- Install pytext. (Python version > 3.6)
$ python3 -m venv pytext_venv
$ source pytext_venv/bin/activate
(pytext_venv) $ cd pytext
(pytext_venv) pip install .
-
Download Spanish glove embeddings to data/embeddings directory. You can find the embeddings here. Unzip the file.
-
Run the main file. It takes a json file as an input and assumes that 'text_m' is the field with tweet text. It adds a json object called 'extension' for each tweet with predicted sentiment and sentiment scores.

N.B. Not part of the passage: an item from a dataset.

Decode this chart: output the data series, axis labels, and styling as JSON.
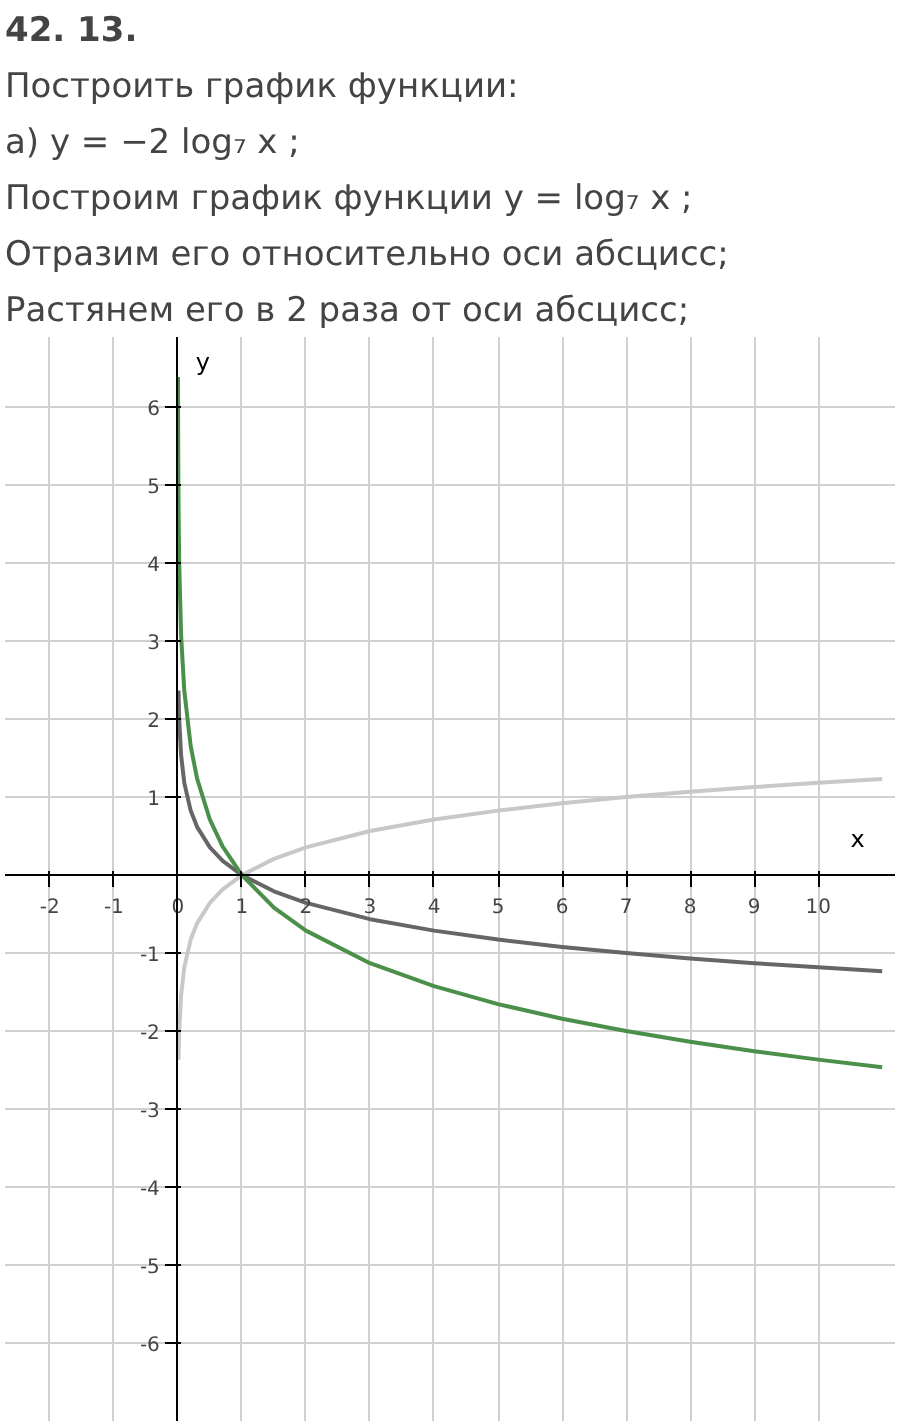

$ source pytext_venv/bin/activate
$ (pytext_venv) python3 main.py --input <input json file> --out <output json file>
-
data
: Contains isol lexicon (for logistic regression classifier), tass dataset (to train Spanish sentiment analyzer) and Spanish glove embeddings. -
logistic_regression
: Code for logistic regression classifier for Spanish sentiment analysis -
pretrained_models
: Pretrained models (logisitic regression and CNN) for Spanish sentiment analysis -
pytext
: Code for CNN classfier for Spanish sentiment analysis -
tweetment
: Code for SVM classfier for English sentiment analysis -
main.py
: Code for multi-lingual sentiment analyzer (English and Spanish).